First detection of an extreme flux fluctuation with associated DM and RM changes in pulsar B1929+10 using FAST, suggesting new insights into pulsar environment interactions.

Findings

Flux decreased by 2-3 orders of magnitude within 20 minutes.

DM and RM variations of 0.05 pc cm$^{-3}$ and 0.7 rad m$^{-2}$ observed.

Event possibly caused by dense outflow or plasma lens effect.

Abstract

We report the detection of an extreme flux decrease accompanied by clear dispersion measure (DM) and rotation measure (RM) variations for pulsar B1929+10 during the 110-minute radio observation with the Five-hundred-meter Aperture Spherical radio Telescope (FAST). The radio flux decreases by 2 to 3 orders of magnitude within a rapid time scale of about 20 minutes.

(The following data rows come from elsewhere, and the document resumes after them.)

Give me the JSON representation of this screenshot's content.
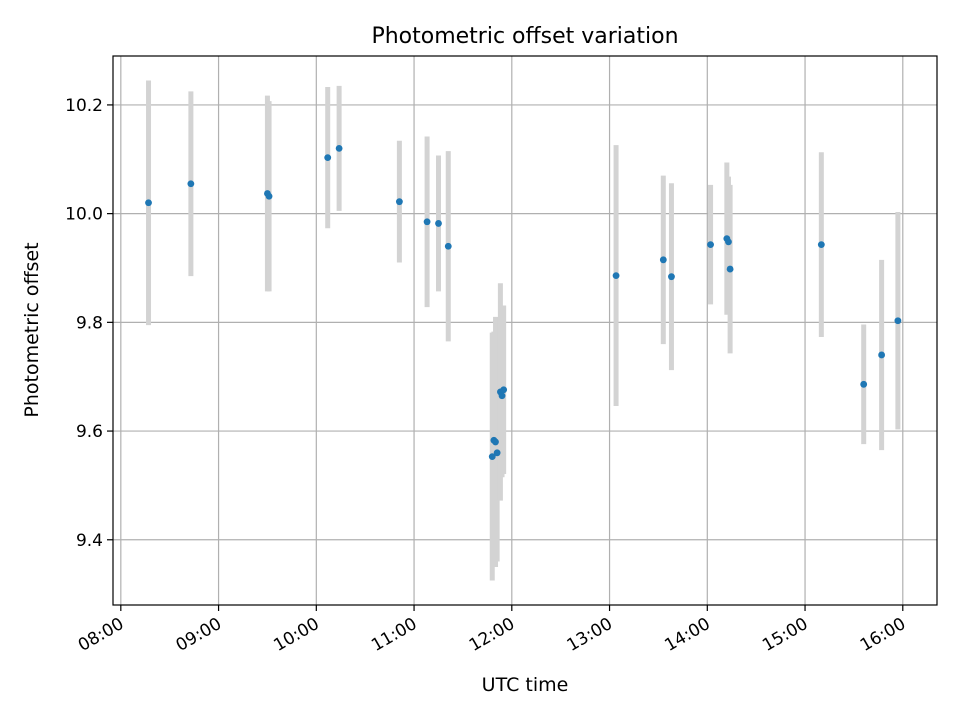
{
  "chart_data": {
    "type": "scatter",
    "title": "Photometric offset variation",
    "xlabel": "UTC time",
    "ylabel": "Photometric offset",
    "x_axis": {
      "kind": "time",
      "range_hours": [
        7.92,
        16.35
      ],
      "ticks": [
        {
          "value": 8,
          "label": "08:00"
        },
        {
          "value": 9,
          "label": "09:00"
        },
        {
          "value": 10,
          "label": "10:00"
        },
        {
          "value": 11,
          "label": "11:00"
        },
        {
          "value": 12,
          "label": "12:00"
        },
        {
          "value": 13,
          "label": "13:00"
        },
        {
          "value": 14,
          "label": "14:00"
        },
        {
          "value": 15,
          "label": "15:00"
        },
        {
          "value": 16,
          "label": "16:00"
        }
      ]
    },
    "y_axis": {
      "range": [
        9.28,
        10.29
      ],
      "ticks": [
        {
          "value": 9.4,
          "label": "9.4"
        },
        {
          "value": 9.6,
          "label": "9.6"
        },
        {
          "value": 9.8,
          "label": "9.8"
        },
        {
          "value": 10.0,
          "label": "10.0"
        },
        {
          "value": 10.2,
          "label": "10.2"
        }
      ]
    },
    "grid": true,
    "colors": {
      "marker": "#1f77b4",
      "errorbar": "#d3d3d3"
    },
    "points": [
      {
        "time": "08:17",
        "y": 10.02,
        "err": 0.225
      },
      {
        "time": "08:43",
        "y": 10.055,
        "err": 0.17
      },
      {
        "time": "09:30",
        "y": 10.037,
        "err": 0.18
      },
      {
        "time": "09:31",
        "y": 10.032,
        "err": 0.175
      },
      {
        "time": "10:07",
        "y": 10.103,
        "err": 0.13
      },
      {
        "time": "10:14",
        "y": 10.12,
        "err": 0.115
      },
      {
        "time": "10:51",
        "y": 10.022,
        "err": 0.112
      },
      {
        "time": "11:08",
        "y": 9.985,
        "err": 0.157
      },
      {
        "time": "11:15",
        "y": 9.982,
        "err": 0.125
      },
      {
        "time": "11:21",
        "y": 9.94,
        "err": 0.175
      },
      {
        "time": "11:48",
        "y": 9.553,
        "err": 0.228
      },
      {
        "time": "11:49",
        "y": 9.583,
        "err": 0.2
      },
      {
        "time": "11:50",
        "y": 9.58,
        "err": 0.23
      },
      {
        "time": "11:51",
        "y": 9.56,
        "err": 0.2
      },
      {
        "time": "11:53",
        "y": 9.672,
        "err": 0.2
      },
      {
        "time": "11:54",
        "y": 9.665,
        "err": 0.15
      },
      {
        "time": "11:55",
        "y": 9.676,
        "err": 0.155
      },
      {
        "time": "13:04",
        "y": 9.886,
        "err": 0.24
      },
      {
        "time": "13:33",
        "y": 9.915,
        "err": 0.155
      },
      {
        "time": "13:38",
        "y": 9.884,
        "err": 0.172
      },
      {
        "time": "14:02",
        "y": 9.943,
        "err": 0.11
      },
      {
        "time": "14:12",
        "y": 9.954,
        "err": 0.14
      },
      {
        "time": "14:13",
        "y": 9.948,
        "err": 0.12
      },
      {
        "time": "14:14",
        "y": 9.898,
        "err": 0.155
      },
      {
        "time": "15:10",
        "y": 9.943,
        "err": 0.17
      },
      {
        "time": "15:36",
        "y": 9.686,
        "err": 0.11
      },
      {
        "time": "15:47",
        "y": 9.74,
        "err": 0.175
      },
      {
        "time": "15:57",
        "y": 9.803,
        "err": 0.2
      }
    ]
  }
}
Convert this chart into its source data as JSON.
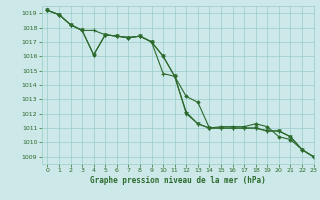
{
  "title": "Graphe pression niveau de la mer (hPa)",
  "xlim": [
    -0.5,
    23
  ],
  "ylim": [
    1008.5,
    1019.5
  ],
  "yticks": [
    1009,
    1010,
    1011,
    1012,
    1013,
    1014,
    1015,
    1016,
    1017,
    1018,
    1019
  ],
  "xticks": [
    0,
    1,
    2,
    3,
    4,
    5,
    6,
    7,
    8,
    9,
    10,
    11,
    12,
    13,
    14,
    15,
    16,
    17,
    18,
    19,
    20,
    21,
    22,
    23
  ],
  "bg_color": "#cce8e8",
  "grid_color": "#99cccc",
  "line_color": "#2d6a2d",
  "line1_x": [
    0,
    1,
    2,
    3,
    4,
    5,
    6,
    7,
    8,
    9,
    10,
    11,
    12,
    13,
    14,
    15,
    16,
    17,
    18,
    19,
    20,
    21,
    22,
    23
  ],
  "line1_y": [
    1019.2,
    1018.9,
    1018.2,
    1017.8,
    1016.1,
    1017.5,
    1017.4,
    1017.3,
    1017.4,
    1017.0,
    1016.0,
    1014.6,
    1012.0,
    1011.3,
    1011.0,
    1011.0,
    1011.0,
    1011.0,
    1011.0,
    1010.8,
    1010.8,
    1010.4,
    1009.5,
    1009.0
  ],
  "line2_x": [
    0,
    1,
    2,
    3,
    4,
    5,
    6,
    7,
    8,
    9,
    10,
    11,
    12,
    13,
    14,
    15,
    16,
    17,
    18,
    19,
    20,
    21,
    22,
    23
  ],
  "line2_y": [
    1019.2,
    1018.9,
    1018.2,
    1017.8,
    1017.8,
    1017.5,
    1017.4,
    1017.3,
    1017.4,
    1017.0,
    1014.8,
    1014.6,
    1012.1,
    1011.3,
    1011.0,
    1011.0,
    1011.0,
    1011.0,
    1011.0,
    1010.8,
    1010.8,
    1010.4,
    1009.5,
    1009.0
  ],
  "line3_x": [
    0,
    1,
    2,
    3,
    4,
    5,
    6,
    7,
    8,
    9,
    10,
    11,
    12,
    13,
    14,
    15,
    16,
    17,
    18,
    19,
    20,
    21,
    22,
    23
  ],
  "line3_y": [
    1019.2,
    1018.9,
    1018.2,
    1017.8,
    1016.1,
    1017.5,
    1017.4,
    1017.3,
    1017.4,
    1017.0,
    1016.0,
    1014.6,
    1013.2,
    1012.8,
    1011.0,
    1011.1,
    1011.1,
    1011.1,
    1011.3,
    1011.1,
    1010.4,
    1010.2,
    1009.5,
    1009.0
  ]
}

Meanwhile, the variations of DM and RM are approximately 0.05 pc cm$^{-3}$ and 0.7 rad m$^{-2}$, respectively. Frequency-dependent analysis of DM indicates an extremely weak chromatic DM feature, which does not notably affect the radiative behavior detected. Moreover, the pulsar timing analysis shows an additional time delay from 100 $\mu$s to 400 $\mu$s in the event. These results are speculated to be due to the eclipse and bend for the radio emission of pulsar B1929+10 by a highly dense outflow from the pulsar. This not only impacts the intrinsic radio emission feature but also affects the pulsar timing behavior. Nevertheless, a plasma lens effect lasting around 20 minutes could also be responsible for the event.